I was in english class at school, age 7 or 8. I think this has changed with time but back then, schools wouldn’t start teaching any english until age 6 so everything we were taught was still basic vocabulary stuff.
At some point during the class the teacher turned to us and asked if any of us knew what the verb “follow” meant. She didn’t even write it down, I just heard the word from her lips but I instantly recognise it. I had heard the phrase “follow me” from the lips of Abe countless times. I raised my hand and gave the class the most awkward explanation. I said that it meant walking behind someone or something along those lines but the teacher understood the meaning behind my strange answer and congratulated me anyway.
Even if remembering the moment now feels a little embarrassing, I remember being very proud of myself at that time and, I’ll dare to say that I can pinpoint that anecdote as the moment where I started to have an actual interest in the english language which, in the end, has made me learn more of it until now that I can even write articles like this one.

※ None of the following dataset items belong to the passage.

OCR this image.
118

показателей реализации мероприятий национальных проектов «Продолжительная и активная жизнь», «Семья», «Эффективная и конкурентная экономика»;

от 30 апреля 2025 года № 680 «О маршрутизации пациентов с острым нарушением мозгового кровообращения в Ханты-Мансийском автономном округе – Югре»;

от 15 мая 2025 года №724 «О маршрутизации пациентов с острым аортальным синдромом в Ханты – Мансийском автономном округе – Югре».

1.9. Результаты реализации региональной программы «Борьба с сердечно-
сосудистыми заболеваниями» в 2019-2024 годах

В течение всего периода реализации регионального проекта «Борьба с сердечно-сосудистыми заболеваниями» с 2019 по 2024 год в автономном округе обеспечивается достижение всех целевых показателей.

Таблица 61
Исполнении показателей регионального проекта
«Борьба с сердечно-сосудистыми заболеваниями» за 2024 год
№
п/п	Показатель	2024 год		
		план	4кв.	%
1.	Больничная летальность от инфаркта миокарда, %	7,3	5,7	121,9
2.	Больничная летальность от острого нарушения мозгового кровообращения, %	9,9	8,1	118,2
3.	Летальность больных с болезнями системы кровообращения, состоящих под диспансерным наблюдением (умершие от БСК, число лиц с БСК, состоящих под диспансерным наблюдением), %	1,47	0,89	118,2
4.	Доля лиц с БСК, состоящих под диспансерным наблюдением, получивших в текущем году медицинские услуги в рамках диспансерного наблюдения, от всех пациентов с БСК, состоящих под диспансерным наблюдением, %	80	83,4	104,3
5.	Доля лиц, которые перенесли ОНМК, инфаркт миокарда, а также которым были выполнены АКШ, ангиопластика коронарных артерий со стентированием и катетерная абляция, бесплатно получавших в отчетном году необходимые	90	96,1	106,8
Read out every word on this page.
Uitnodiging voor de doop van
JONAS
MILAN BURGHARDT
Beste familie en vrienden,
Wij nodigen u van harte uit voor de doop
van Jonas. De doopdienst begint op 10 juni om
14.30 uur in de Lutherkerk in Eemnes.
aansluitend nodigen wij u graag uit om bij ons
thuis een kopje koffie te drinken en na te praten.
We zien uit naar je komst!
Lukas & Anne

And all thanks to Abe’s Oddysee.

AbeSpeak

This article though isn’t just about learning english through Abe’s Oddysee or my personal story with it. What I want to point out is that, unlike the tv used to warn us back in my childhood, video games can be a good influence on kids. If you’re an english speaker yourself maybe you won’t learn vocabulary from them but they’ve been proven to be good at training our brains in decision making or improving hand-eye coordination so let your kids have fun with them!